Kia vient de tuer la moitié de la gamme Niro — et l’Espagne le sent en premier
Le crossover restylé arrive avec un nouveau look, une tech affûtée et une décision controversée sous le capot. À partir de 34 750 euros.
Kia n’a pas perdu de temps. Le Niro 2027 restylé est déjà arrivé en Espagne — les commandes sont ouvertes et les livraisons commencent presque immédiatement. Et il ne s’agit pas d’un simple ravalement de façade : la voiture a changé dehors, dedans et sous le capot.
L’Espagne reçoit trois niveaux de finition — Concept, Drive et Emotion. La version de base n’est pas une coque vide comme on en voit trop souvent aujourd’hui. Jantes 16 pouces, optiques LED, instrumentation numérique, système multimédia à écran tactile, Android Auto et Apple CarPlay, régulateur adaptatif, capteurs de stationnement avant et arrière, caméra de recul et maintien dans la voie. Tout ça — dès le prix d’entrée.
La finition Drive ajoute la navigation, la surveillance des angles morts et un assistant anti-collision en marche arrière qui freine à votre place. Quant à l’Emotion haut de gamme, elle joue dans une autre catégorie : jantes 18 pouces, hayon électrique, caméra 360°, moniteur d’angles morts et stationnement à distance directement depuis la clé.
Mais la vraie histoire se joue sous le capot. Le Niro ne se vend désormais qu’en hybride auto-rechargeable. La version hybride rechargeable PHEV et l’e-Niro 100 % électrique sont mis à la retraite — Kia a décidé que l’EV3 occuperait cette case bien mieux.
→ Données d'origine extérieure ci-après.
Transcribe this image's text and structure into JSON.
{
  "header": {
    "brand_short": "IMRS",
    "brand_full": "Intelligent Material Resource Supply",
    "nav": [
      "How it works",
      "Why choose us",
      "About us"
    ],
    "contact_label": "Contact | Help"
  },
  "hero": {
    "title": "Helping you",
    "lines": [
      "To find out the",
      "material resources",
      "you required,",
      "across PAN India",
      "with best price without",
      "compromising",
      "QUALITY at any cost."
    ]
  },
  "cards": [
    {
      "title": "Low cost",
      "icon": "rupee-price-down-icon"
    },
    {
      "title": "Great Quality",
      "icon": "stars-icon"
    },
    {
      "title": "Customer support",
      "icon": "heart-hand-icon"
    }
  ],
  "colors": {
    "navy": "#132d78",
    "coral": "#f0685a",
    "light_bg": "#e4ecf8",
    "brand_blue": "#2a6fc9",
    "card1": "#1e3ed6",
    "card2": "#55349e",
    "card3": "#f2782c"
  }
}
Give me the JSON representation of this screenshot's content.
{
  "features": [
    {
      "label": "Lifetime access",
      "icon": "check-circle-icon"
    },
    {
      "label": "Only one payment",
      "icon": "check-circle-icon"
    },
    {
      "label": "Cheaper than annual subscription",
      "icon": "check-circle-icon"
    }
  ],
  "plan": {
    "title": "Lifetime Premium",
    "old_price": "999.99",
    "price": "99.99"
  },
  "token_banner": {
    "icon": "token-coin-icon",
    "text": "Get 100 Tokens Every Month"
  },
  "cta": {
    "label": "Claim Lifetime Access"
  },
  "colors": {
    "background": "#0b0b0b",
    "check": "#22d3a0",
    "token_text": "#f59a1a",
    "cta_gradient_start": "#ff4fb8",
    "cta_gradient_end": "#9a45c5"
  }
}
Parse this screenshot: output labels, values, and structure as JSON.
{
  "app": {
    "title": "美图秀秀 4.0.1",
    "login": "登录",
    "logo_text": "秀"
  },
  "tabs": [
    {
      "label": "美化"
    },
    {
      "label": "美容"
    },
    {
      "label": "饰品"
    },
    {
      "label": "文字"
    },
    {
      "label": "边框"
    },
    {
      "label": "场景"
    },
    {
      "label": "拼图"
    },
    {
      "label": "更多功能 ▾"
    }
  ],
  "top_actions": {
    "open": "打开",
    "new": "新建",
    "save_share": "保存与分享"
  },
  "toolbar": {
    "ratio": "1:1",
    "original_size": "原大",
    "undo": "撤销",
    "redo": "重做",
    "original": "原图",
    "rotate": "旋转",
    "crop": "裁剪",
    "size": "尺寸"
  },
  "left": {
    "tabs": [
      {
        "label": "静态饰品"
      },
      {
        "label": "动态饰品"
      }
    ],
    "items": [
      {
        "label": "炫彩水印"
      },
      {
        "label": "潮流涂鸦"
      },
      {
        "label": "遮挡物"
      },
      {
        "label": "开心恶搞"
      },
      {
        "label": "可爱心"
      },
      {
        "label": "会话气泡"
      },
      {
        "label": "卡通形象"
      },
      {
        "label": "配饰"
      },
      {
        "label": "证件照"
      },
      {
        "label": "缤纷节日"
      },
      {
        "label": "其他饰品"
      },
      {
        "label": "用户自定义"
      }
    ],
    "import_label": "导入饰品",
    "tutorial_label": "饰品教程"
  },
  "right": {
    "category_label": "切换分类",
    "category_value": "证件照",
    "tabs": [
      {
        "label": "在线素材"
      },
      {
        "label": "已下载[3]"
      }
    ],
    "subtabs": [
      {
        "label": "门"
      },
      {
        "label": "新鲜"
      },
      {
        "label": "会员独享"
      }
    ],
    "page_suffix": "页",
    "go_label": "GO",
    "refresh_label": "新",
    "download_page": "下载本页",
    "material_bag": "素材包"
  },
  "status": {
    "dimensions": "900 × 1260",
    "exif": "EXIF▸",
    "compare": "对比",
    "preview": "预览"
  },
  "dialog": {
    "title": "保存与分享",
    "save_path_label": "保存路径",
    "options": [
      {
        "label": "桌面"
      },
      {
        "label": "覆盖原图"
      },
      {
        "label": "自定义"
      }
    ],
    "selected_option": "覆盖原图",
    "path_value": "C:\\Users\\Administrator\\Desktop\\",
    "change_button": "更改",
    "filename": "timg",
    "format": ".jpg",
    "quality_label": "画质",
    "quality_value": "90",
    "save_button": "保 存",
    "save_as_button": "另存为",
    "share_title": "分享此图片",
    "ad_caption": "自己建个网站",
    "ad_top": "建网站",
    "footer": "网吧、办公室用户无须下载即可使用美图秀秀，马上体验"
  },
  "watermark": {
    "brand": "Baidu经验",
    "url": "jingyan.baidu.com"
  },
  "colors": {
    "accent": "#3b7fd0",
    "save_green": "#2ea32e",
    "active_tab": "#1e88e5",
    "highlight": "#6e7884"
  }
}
Une seule motorisation reste pour tout le monde : un bloc essence 1,6 litre GDi associé à un moteur électrique, pour un cumul de 138 ch. La boîte est une DCT à six rapports et double embrayage, traction avant. Le 0 à 100 km/h s’abat en 11,3 secondes, la vitesse de pointe atteint 170 km/h.
En Espagne, les prix démarrent à 34 750 euros et grimpent jusqu’à 41 950 euros pour la finition supérieure. Et voici l’atout qui achève la concurrence dans le segment hybride accessible : le Niro porte l’étiquette écologique ECO DGT — ce qui veut dire stationnement gratuit dans certaines villes et libre accès aux zones à faibles émissions. Pour les mégalopoles espagnoles, c’est presque l’argument décisif.